The Penelopiad by Margaret Atwood is an imaginative re-telling of Homer’s Odyssey told from the first person point of view of Penelope, Odysseus’ long-suffering and patient wife. Interspersed throughout Penelope’s narrative are the songs of the twelve maids (the chorus) killed by Odysseus upon his return to Ithaca.
Atwood delivers some interesting twists on the original story. Penelope speaks to us a few thousand years after her death. Her phrases and references are current, and include, for example, a commentary on the recent rash of steroid use by athletes. She engages in several snide conversations with Helen, fueled by her jealousy and Helen’s narcissism. The twelve maids who meet their deaths were only following her orders to cozy up to the suitors in order to spy on them. She recognizes Odysseus from the moment he enters the palace disguised as a beggar but feigns temporary ignorance of his identity to better position herself.
Atwood provides some intriguing insights. For example, the twelve moon-maidens suggest their rape by the suitors and subsequent murder by Odysseus is a metaphor for the diminution of the great goddess and her cult. Accordingly, the maidens demand justice for the crimes perpetrated against them during Odysseus’ mock trial for the murder of the suitors.
This was an engaging novel told in brisk, accessible language. I enjoy re-tellings of myths, especially those told in the first person point of view. Atwood adheres to the skeleton of the original while providing interesting twists and perspectives to flesh out its female characters. Although I appreciated the feminist lens and commentary threading its way intermittently throughout the narrative, I didn’t think it shone far enough. I was disappointed there was no evidence of sisterhood, the bond of mutual support women frequently forge while living in the throes of a patriarchal culture.
Before and after their deaths, all the women in Atwood’s interpretation align themselves either with men or children. Their loyalties are never to each other. Penelope is resilient, enterprising, and quick-witted. While alive, she is thrust into an alien culture as Odysseus’ wife where she has to fend for herself with no support from her sisters. Anticleia is hostile toward her; Eurycleia treats her like an incompetent appendage whose sole function is to produce male offspring for Odysseus; and Helen thrives on ridiculing her and fueling the petty jealousies that characterize women who vie for the attention of the all powerful male.

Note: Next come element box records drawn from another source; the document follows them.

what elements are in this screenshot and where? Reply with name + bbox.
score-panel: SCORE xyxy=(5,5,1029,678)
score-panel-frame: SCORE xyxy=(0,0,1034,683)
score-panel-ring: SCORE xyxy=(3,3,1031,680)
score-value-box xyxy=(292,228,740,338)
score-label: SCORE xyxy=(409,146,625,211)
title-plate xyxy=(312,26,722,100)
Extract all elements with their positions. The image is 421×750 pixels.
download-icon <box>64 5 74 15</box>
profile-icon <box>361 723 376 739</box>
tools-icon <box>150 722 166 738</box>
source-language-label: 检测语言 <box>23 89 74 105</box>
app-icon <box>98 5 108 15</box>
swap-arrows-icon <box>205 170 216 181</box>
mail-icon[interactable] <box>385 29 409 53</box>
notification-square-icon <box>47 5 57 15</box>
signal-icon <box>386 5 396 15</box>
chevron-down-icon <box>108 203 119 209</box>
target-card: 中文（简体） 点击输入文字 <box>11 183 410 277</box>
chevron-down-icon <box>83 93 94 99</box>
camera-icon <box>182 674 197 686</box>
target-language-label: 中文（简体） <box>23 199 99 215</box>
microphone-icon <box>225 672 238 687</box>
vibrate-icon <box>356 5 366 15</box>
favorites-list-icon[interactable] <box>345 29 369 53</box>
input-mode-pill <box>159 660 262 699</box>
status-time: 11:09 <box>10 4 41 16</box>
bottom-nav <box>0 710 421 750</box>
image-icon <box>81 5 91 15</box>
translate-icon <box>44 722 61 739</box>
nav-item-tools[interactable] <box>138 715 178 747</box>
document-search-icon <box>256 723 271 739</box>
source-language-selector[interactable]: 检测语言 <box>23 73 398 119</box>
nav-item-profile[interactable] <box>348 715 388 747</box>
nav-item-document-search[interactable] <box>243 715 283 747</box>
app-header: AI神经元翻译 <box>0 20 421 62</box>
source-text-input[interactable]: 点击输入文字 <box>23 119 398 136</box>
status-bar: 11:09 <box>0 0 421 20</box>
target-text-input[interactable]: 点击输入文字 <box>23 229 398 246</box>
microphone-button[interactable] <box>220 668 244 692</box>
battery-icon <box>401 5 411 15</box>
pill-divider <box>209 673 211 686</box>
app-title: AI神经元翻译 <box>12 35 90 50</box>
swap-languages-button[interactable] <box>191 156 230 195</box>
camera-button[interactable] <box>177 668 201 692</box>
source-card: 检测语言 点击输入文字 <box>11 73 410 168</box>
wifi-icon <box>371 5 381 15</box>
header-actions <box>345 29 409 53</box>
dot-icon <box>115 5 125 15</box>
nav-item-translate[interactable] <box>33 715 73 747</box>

Penelope’s only tools for survival are subterfuge, deceit, and the pretense of stupidity. The closest she comes to feeling the bond of sisterhood is with the 12 maids. Unfortunately, they end up paying dearly with their lives for the privilege.
It would have been refreshing to see some evidence of sisterhood, of women supporting Penelope during her ordeal both in life and beyond the grave. But it’s quite possible the absence of sisterhood is intentional, suggesting the tools available to women to counter the effects of a male-dominated culture will remain limited until women learn to support each other.